After shaving away your dogs hair, wipe away the remaining lubricant and hair with a dry cloth, and then simply apply the antiseptic of your choice.
PetMD also suggests applying an antimicrobial treatment to your dog’s wound in addition to an antiseptic, particularly referencing those that contain bacitracin. Fauna Care First Aid Spray is a good choice, as it uses bacitracin and zinc oxide as its two key ingredients in combating infection and can be applied easily. You also won’t be as likely to run into the trouble of your dog licking off the treatment.
To keep the wound clean, clean debris away and apply the antiseptic and antimicrobial treatment two to three times a day until the wound heals.

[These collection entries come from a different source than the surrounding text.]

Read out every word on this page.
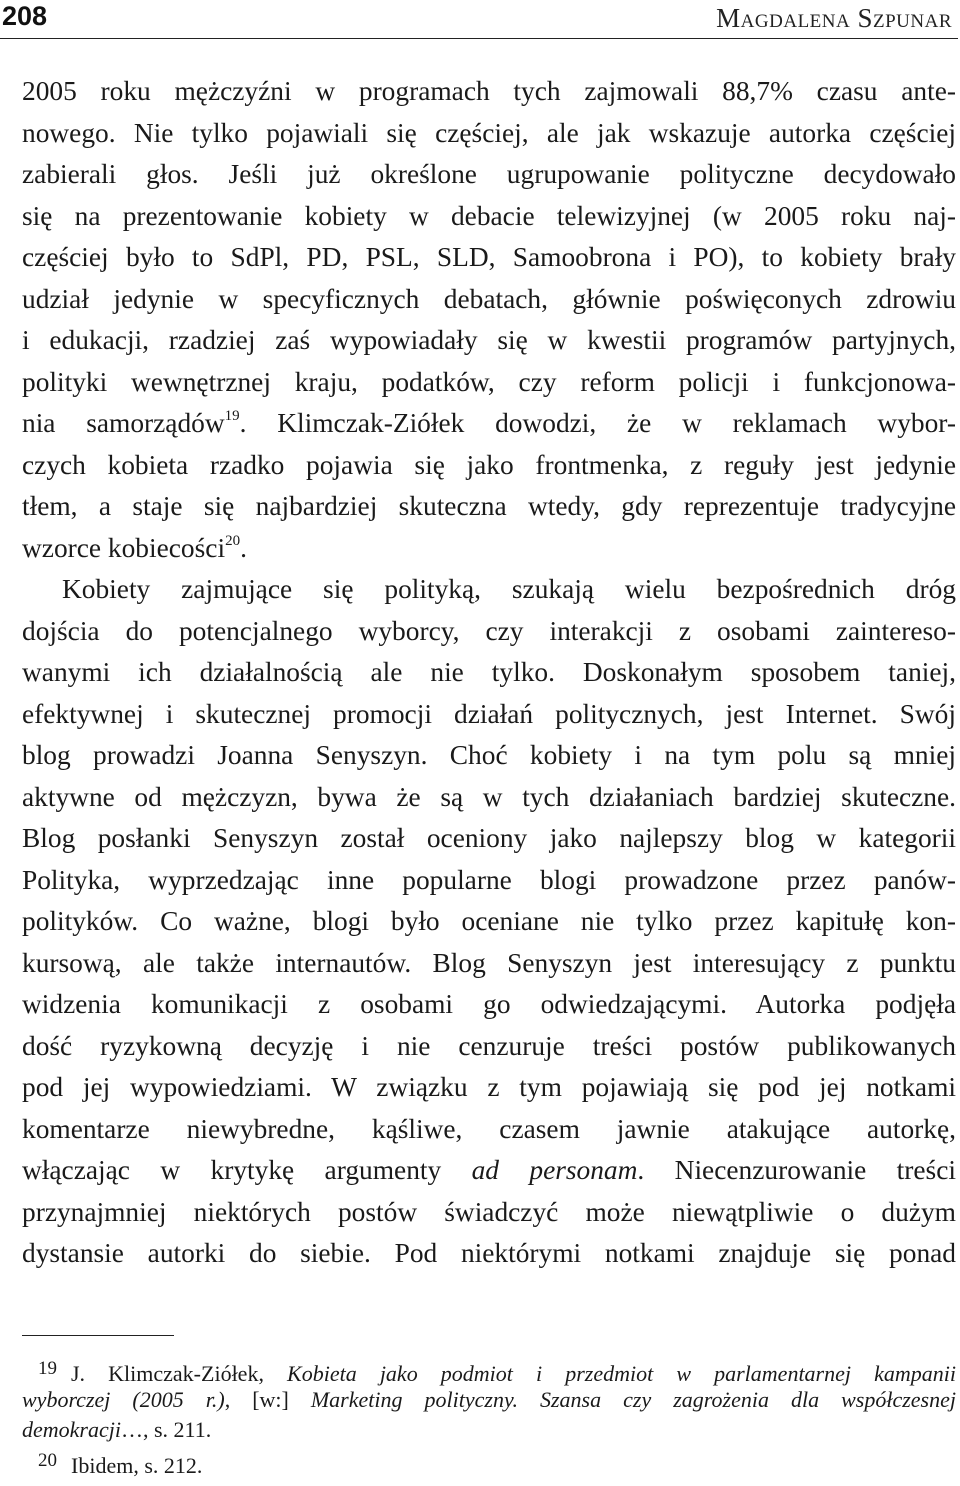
208	Magdalena Szpunar
2005 roku mężczyźni w programach tych zajmowali 88,7% czasu ante-
nowego. Nie tylko pojawiali się częściej, ale jak wskazuje autorka częściej
zabierali głos. Jeśli już określone ugrupowanie polityczne decydowało
się na prezentowanie kobiety w debacie telewizyjnej (w 2005 roku naj-
częściej było to SdPl, PD, PSL, SLD, Samoobrona i PO), to kobiety brały
udział jedynie w specyficznych debatach, głównie poświęconych zdrowiu
i edukacji, rzadziej zaś wypowiadały się w kwestii programów partyjnych,
polityki wewnętrznej kraju, podatków, czy reform policji i funkcjonowa-
nia samorządów$^{19}$. Klimczak-Ziółek dowodzi, że w reklamach wybor-
czych kobieta rzadko pojawia się jako frontmenka, z reguły jest jedynie
tłem, a staje się najbardziej skuteczna wtedy, gdy reprezentuje tradycyjne
wzorce kobiecości$^{20}$.
Kobiety zajmujące się polityką, szukają wielu bezpośrednich dróg
dojścia do potencjalnego wyborcy, czy interakcji z osobami zaintereso-
wanymi ich działalnością ale nie tylko. Doskonałym sposobem taniej,
efektywnej i skutecznej promocji działań politycznych, jest Internet. Swój
blog prowadzi Joanna Senyszyn. Choć kobiety i na tym polu są mniej
aktywne od mężczyzn, bywa że są w tych działaniach bardziej skuteczne.
Blog posłanki Senyszyn został oceniony jako najlepszy blog w kategorii
Polityka, wyprzedzając inne popularne blogi prowadzone przez panów-
polityków. Co ważne, blogi było oceniane nie tylko przez kapitułę kon-
kursową, ale także internautów. Blog Senyszyn jest interesujący z punktu
widzenia komunikacji z osobami go odwiedzającymi. Autorka podjęła
dość ryzykowną decyzję i nie cenzuruje treści postów publikowanych
pod jej wypowiedziami. W związku z tym pojawiają się pod jej notkami
komentarze niewybredne, kąśliwe, czasem jawnie atakujące autorkę,
włączając w krytykę argumenty ad personam. Niecenzurowanie treści
przynajmniej niektórych postów świadczyć może niewątpliwie o dużym
dystansie autorki do siebie. Pod niektórymi notkami znajduje się ponad
19 J. Klimczak-Ziółek, Kobieta jako podmiot i przedmiot w parlamentarnej kampanii
wyborczej (2005 r.), [w:] Marketing polityczny. Szansa czy zagrożenia dla współczesnej
demokracji…, s. 211.
20 Ibidem, s. 212.
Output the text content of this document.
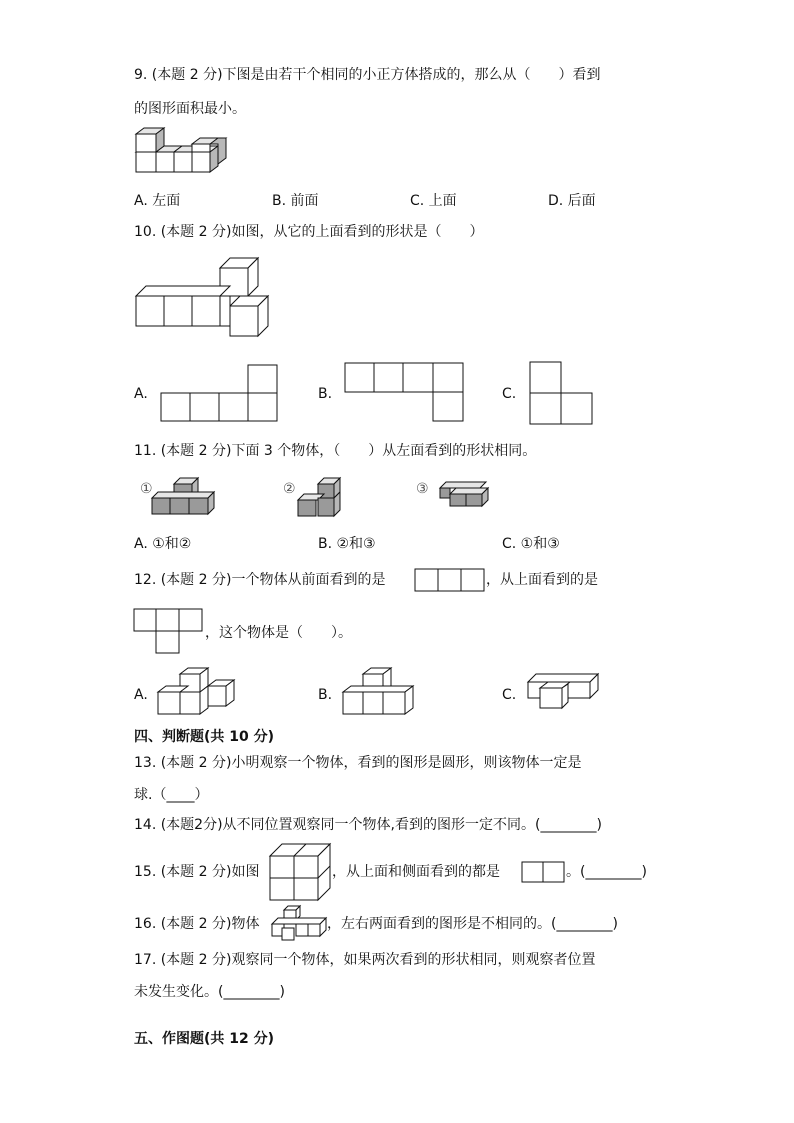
9. (本题 2 分)下图是由若干个相同的小正方体搭成的，那么从（　　）看到
的图形面积最小。
A. 左面	B. 前面	C. 上面	D. 后面
10. (本题 2 分)如图，从它的上面看到的形状是（　　）
A.	B.	C.
11. (本题 2 分)下面 3 个物体，（　　）从左面看到的形状相同。
①	②	③
A. ①和②	B. ②和③	C. ①和③
12. (本题 2 分)一个物体从前面看到的是	，从上面看到的是
，这个物体是（　　）。
A.	B.	C.
四、判断题(共 10 分)
13. (本题 2 分)小明观察一个物体，看到的图形是圆形，则该物体一定是
球.（____）
14. (本题2分)从不同位置观察同一个物体,看到的图形一定不同。(________)
15. (本题 2 分)如图	，从上面和侧面看到的都是	。(________)
16. (本题 2 分)物体	，左右两面看到的图形是不相同的。(________)
17. (本题 2 分)观察同一个物体，如果两次看到的形状相同，则观察者位置
未发生变化。(________)
五、作图题(共 12 分)
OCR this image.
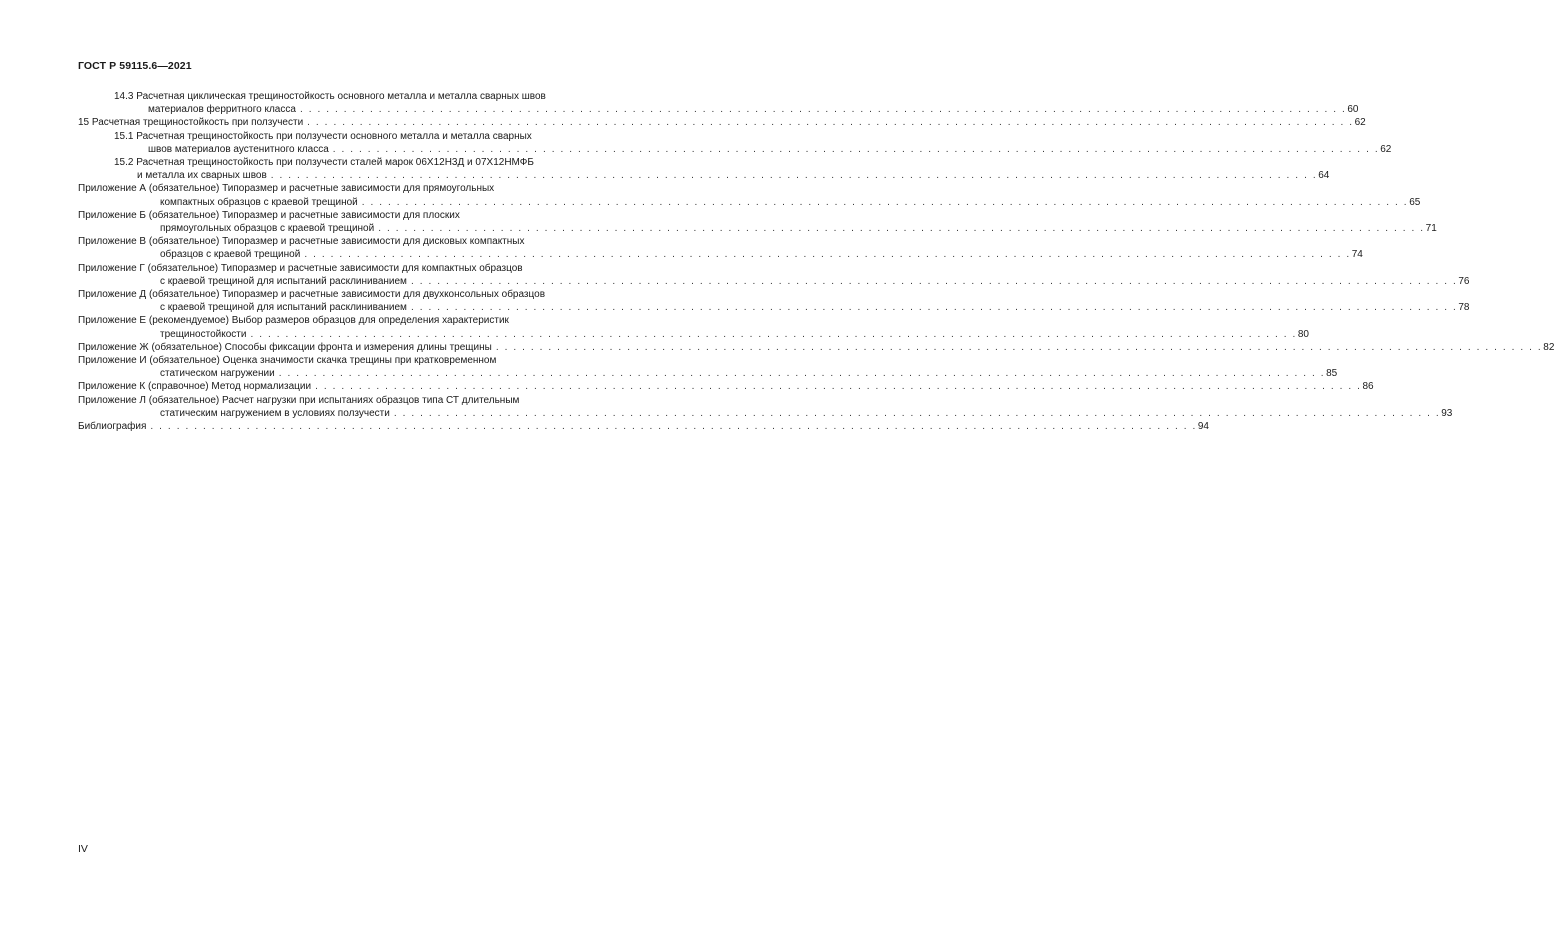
ГОСТ Р 59115.6—2021
14.3 Расчетная циклическая трещиностойкость основного металла и металла сварных швов
материалов ферритного класса . . . . . . . . . . . . . . . . . . . . . . . . . . . . . . . . . . . . . . . . . . . . . . . . . . . . . . . . . . . . . . . . . . . . . . . . . . . . . . . . . . . . . . . . . . . . . . . . . . . . . . . . . . . . . . . . . . . . . . . . 60
15 Расчетная трещиностойкость при ползучести . . . . . . . . . . . . . . . . . . . . . . . . . . . . . . . . . . . . . . . . . . . . . . . . . . . . . . . . . . . . . . . . . . . . . . . . . . . . . . . . . . . . . . . . . . . . . . . . . . . . . . . . . . . . . . . . . . . . . . . . 62
15.1 Расчетная трещиностойкость при ползучести основного металла и металла сварных
швов материалов аустенитного класса . . . . . . . . . . . . . . . . . . . . . . . . . . . . . . . . . . . . . . . . . . . . . . . . . . . . . . . . . . . . . . . . . . . . . . . . . . . . . . . . . . . . . . . . . . . . . . . . . . . . . . . . . . . . . . . . . . . . . . . . 62
15.2 Расчетная трещиностойкость при ползучести сталей марок 06Х12Н3Д и 07Х12НМФБ
и металла их сварных швов . . . . . . . . . . . . . . . . . . . . . . . . . . . . . . . . . . . . . . . . . . . . . . . . . . . . . . . . . . . . . . . . . . . . . . . . . . . . . . . . . . . . . . . . . . . . . . . . . . . . . . . . . . . . . . . . . . . . . . . . 64
Приложение А (обязательное) Типоразмер и расчетные зависимости для прямоугольных
компактных образцов с краевой трещиной . . . . . . . . . . . . . . . . . . . . . . . . . . . . . . . . . . . . . . . . . . . . . . . . . . . . . . . . . . . . . . . . . . . . . . . . . . . . . . . . . . . . . . . . . . . . . . . . . . . . . . . . . . . . . . . . . . . . . . . . 65
Приложение Б (обязательное) Типоразмер и расчетные зависимости для плоских
прямоугольных образцов с краевой трещиной . . . . . . . . . . . . . . . . . . . . . . . . . . . . . . . . . . . . . . . . . . . . . . . . . . . . . . . . . . . . . . . . . . . . . . . . . . . . . . . . . . . . . . . . . . . . . . . . . . . . . . . . . . . . . . . . . . . . . . . . 71
Приложение В (обязательное) Типоразмер и расчетные зависимости для дисковых компактных
образцов с краевой трещиной . . . . . . . . . . . . . . . . . . . . . . . . . . . . . . . . . . . . . . . . . . . . . . . . . . . . . . . . . . . . . . . . . . . . . . . . . . . . . . . . . . . . . . . . . . . . . . . . . . . . . . . . . . . . . . . . . . . . . . . . 74
Приложение Г (обязательное) Типоразмер и расчетные зависимости для компактных образцов
с краевой трещиной для испытаний расклиниванием . . . . . . . . . . . . . . . . . . . . . . . . . . . . . . . . . . . . . . . . . . . . . . . . . . . . . . . . . . . . . . . . . . . . . . . . . . . . . . . . . . . . . . . . . . . . . . . . . . . . . . . . . . . . . . . . . . . . . . . . 76
Приложение Д (обязательное) Типоразмер и расчетные зависимости для двухконсольных образцов
с краевой трещиной для испытаний расклиниванием . . . . . . . . . . . . . . . . . . . . . . . . . . . . . . . . . . . . . . . . . . . . . . . . . . . . . . . . . . . . . . . . . . . . . . . . . . . . . . . . . . . . . . . . . . . . . . . . . . . . . . . . . . . . . . . . . . . . . . . . 78
Приложение Е (рекомендуемое) Выбор размеров образцов для определения характеристик
трещиностойкости . . . . . . . . . . . . . . . . . . . . . . . . . . . . . . . . . . . . . . . . . . . . . . . . . . . . . . . . . . . . . . . . . . . . . . . . . . . . . . . . . . . . . . . . . . . . . . . . . . . . . . . . . . . . . . . . . . . . . . . . 80
Приложение Ж (обязательное) Способы фиксации фронта и измерения длины трещины . . . . . . . . . . . . . . . . . . . . . . . . . . . . . . . . . . . . . . . . . . . . . . . . . . . . . . . . . . . . . . . . . . . . . . . . . . . . . . . . . . . . . . . . . . . . . . . . . . . . . . . . . . . . . . . . . . . . . . . . 82
Приложение И (обязательное) Оценка значимости скачка трещины при кратковременном
статическом нагружении . . . . . . . . . . . . . . . . . . . . . . . . . . . . . . . . . . . . . . . . . . . . . . . . . . . . . . . . . . . . . . . . . . . . . . . . . . . . . . . . . . . . . . . . . . . . . . . . . . . . . . . . . . . . . . . . . . . . . . . . 85
Приложение К (справочное) Метод нормализации . . . . . . . . . . . . . . . . . . . . . . . . . . . . . . . . . . . . . . . . . . . . . . . . . . . . . . . . . . . . . . . . . . . . . . . . . . . . . . . . . . . . . . . . . . . . . . . . . . . . . . . . . . . . . . . . . . . . . . . . 86
Приложение Л (обязательное) Расчет нагрузки при испытаниях образцов типа СТ длительным
статическим нагружением в условиях ползучести . . . . . . . . . . . . . . . . . . . . . . . . . . . . . . . . . . . . . . . . . . . . . . . . . . . . . . . . . . . . . . . . . . . . . . . . . . . . . . . . . . . . . . . . . . . . . . . . . . . . . . . . . . . . . . . . . . . . . . . . 93
Библиография . . . . . . . . . . . . . . . . . . . . . . . . . . . . . . . . . . . . . . . . . . . . . . . . . . . . . . . . . . . . . . . . . . . . . . . . . . . . . . . . . . . . . . . . . . . . . . . . . . . . . . . . . . . . . . . . . . . . . . . . 94
IV
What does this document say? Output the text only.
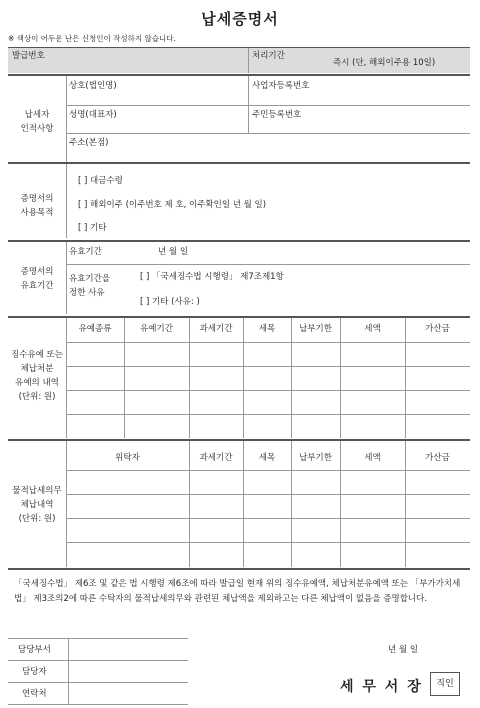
납세증명서
※ 색상이 어두운 난은 신청인이 작성하지 않습니다.
발급번호	처리기간
즉시 (단, 해외이주용 10일)
납세자
인적사항
상호(법인명)	사업자등록번호
성명(대표자)	주민등록번호
주소(본점)
증명서의
사용목적
[ ] 대금수령
[ ] 해외이주 (이주번호 제 호, 이주확인일 년 월 일)
[ ] 기타
증명서의
유효기간
유효기간	년 월 일
유효기간을
정한 사유
[ ] 「국세징수법 시행령」 제7조제1항
[ ] 기타 (사유: )
징수유예 또는
체납처분
유예의 내역
(단위: 원)
유예종류	유예기간	과세기간	세목	납부기한	세액	가산금
물적납세의무
체납내역
(단위: 원)
위탁자	과세기간	세목	납부기한	세액	가산금
「국세징수법」 제6조 및 같은 법 시행령 제6조에 따라 발급일 현재 위의 징수유예액, 체납처분유예액 또는 「부가가치세법」 제3조의2에 따른 수탁자의 물적납세의무와 관련된 체납액을 제외하고는 다른 체납액이 없음을 증명합니다.
담당부서
담당자
연락처
년 월 일
세 무 서 장	직인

At all costs, prevent your dog from licking the wound. Even though dog saliva can stifle the growth of some types of bacteria, the friction caused by licking can aggravate a wound’s healing process. There’s also a good chance that your dog’s mouth contains its own host of germs. Use an Elizabethan or E-collar if necessary. Your dog probably won’t thank you for it, but that’s ok.
Overall, there are several available at home treatments and remedies for whatever wound or injury your canine confidant has contracted. It’s important to remember to keep a wound clean and free of outside dirt and debris to prevent irritation, infection, or inflammation. Remember to use antiseptic and antimicrobial ointments whenever available. But above all, listen to your veterinarian and follow their medical advice whenever a doubt arises in how to best care for your dog. After all, the goal is to keep them happy, healthy, and heart warming for as long as possible.